Dieses Nachsinnen ist für uns eine Pflicht insofern, als wir nicht erklären können wie dieses « paradiesische Land » der Schauplatz von Menschenrechtsverletzungen jeglicher Art ist. Damit meine ich: Verbrechen gegen die Menschlichkeit, die systematischen Vergewaltigungen, die als Kriegsstrategie eingesetzt werden, Zwangsumsiedlungen der Zivilbevölkerung, die Rekrutierung von Kindersoldaten, das Plündern der natürlichen Ressourcen, das Abbrennen von Hütten und Häusern, bewaffnete Konflikte, eine Zweiklassenjustiz, die Verarmung der Bevölkerung, unbeschreibliches Elend...

Diese Überlegungen dürfen sich nicht auf den Kongo beschränken. Jetzt da viel von den Wahlen in Burundi die Rede ist, auch in Rwanda, müssen wir uns dafür interessieren. Denn das Schicksal dieser drei Länder ist eng miteinander verbunden. Es wird keinen Frieden im Kongo geben solange es keinen Frieden in Rwanda und Burundi gibt. 

Meine Damen und Herren,

diese Realität macht uns keinesfalls Angst. Vielmehr bestärkt sie uns in unserem unablässigen Kampf gegen alle Verfehlungen und ihre Folgen, den wir weiter intensivieren werden. Auf diese Weise tragen wir zur Schaffung eines Rechtsstaats bei, eines Staats, in dem die Menschenrechte gesichert sind.
Auf diesem Weg voller Hindernisse, auf dem viele unserer Mitbürger und Mitbürgerinnen den Tod gefunden haben, zählen wir sehr auf Ihre Unterstützung. 

Wir fordern auf, gemeinsam unsere Waffen für den Frieden aufzunehmen, um die Waffen im Kongo, sowie in ganz Afrika, für immer zum Schweigen zu bringen.   
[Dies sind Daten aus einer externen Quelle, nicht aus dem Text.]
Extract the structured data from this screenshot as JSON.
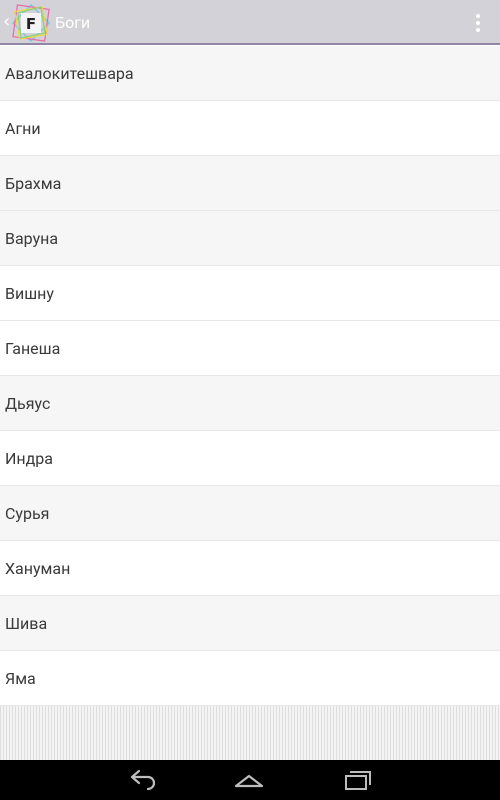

Es wird keinen nachhaltigen Frieden geben, wenn die nationalen und ausländischen Rebellengruppen sowie die regulären Sicherheitskräfte nicht aufhören, die natürlichen Ressourcen des Landes zu plündern. Um diese Plünderung einzuschränken, sollte mehr Transparenz im Rohstoffsektor eine der Prioritäten für alle sein, die sich wünschen, der Frieden kehre zurück in die Region der Großen Seen.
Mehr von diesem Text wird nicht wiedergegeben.